Les citoyens de Lucerne tentèrent en vain de s'opposer à un traité aussi funeste ; ils se refusèrent pendant une année entière, à se soumettre à ce nouveau gouvernement, qui changeoit entièrement leur condition de francs - tenanciers de l'empire et les rendoit sujets de la maison d'Autriche.
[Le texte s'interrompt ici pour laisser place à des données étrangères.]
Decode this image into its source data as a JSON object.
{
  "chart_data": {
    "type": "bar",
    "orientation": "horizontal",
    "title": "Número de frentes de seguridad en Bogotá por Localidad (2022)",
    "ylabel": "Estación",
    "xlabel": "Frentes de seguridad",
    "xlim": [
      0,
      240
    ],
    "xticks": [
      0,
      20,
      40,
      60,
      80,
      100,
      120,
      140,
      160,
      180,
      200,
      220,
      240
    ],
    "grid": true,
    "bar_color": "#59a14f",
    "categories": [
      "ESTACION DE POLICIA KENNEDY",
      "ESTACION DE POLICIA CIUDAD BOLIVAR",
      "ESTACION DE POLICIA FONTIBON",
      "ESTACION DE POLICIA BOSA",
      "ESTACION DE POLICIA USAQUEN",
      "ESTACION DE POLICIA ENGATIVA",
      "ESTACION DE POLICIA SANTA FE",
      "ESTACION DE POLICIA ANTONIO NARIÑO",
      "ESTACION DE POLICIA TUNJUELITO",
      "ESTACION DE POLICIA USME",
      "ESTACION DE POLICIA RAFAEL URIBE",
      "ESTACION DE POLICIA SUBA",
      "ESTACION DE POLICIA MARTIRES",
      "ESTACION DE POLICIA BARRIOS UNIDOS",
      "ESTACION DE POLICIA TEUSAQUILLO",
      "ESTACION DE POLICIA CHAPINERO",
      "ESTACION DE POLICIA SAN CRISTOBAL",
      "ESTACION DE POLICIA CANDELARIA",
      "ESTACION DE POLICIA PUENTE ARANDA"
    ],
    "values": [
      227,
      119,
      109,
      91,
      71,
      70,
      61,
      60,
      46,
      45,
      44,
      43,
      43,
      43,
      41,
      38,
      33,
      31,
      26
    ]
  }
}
Mais ils étoient trop foibles pour lutter contre une puissance aussi prépondérante. Le duc Albert, vint lui-même parmi eux pour se faire prêter hommage et promit solennellement de respecter et de maintenir tous les droits et privilèges de la commune. Dès- lors les rapports de celle-ci avec le couvent au Hof diminuèrent peu-à-peu et ce monastère dépouillé d'une grande partie de ses propriétés tomba tellement en décadence, que le pape Calixte III. se vit obligé de changer sa constitution et de le transformer en un chapitre de chanoines (en 1455), en réservant expressément dans l'acte dressé à cet égard toutes les franchises de la ville.

Celle-ci se racheta en 1479 de toutes les redevances qu'elle avoit encore à payer à ce chapitre, telles que les dixmes, censés &c., pour la somme de 2600 fl. Elle acquit aussi par-là la propriété d'une partie du lac, qui jusqu'alors avoit appartenu au couvent.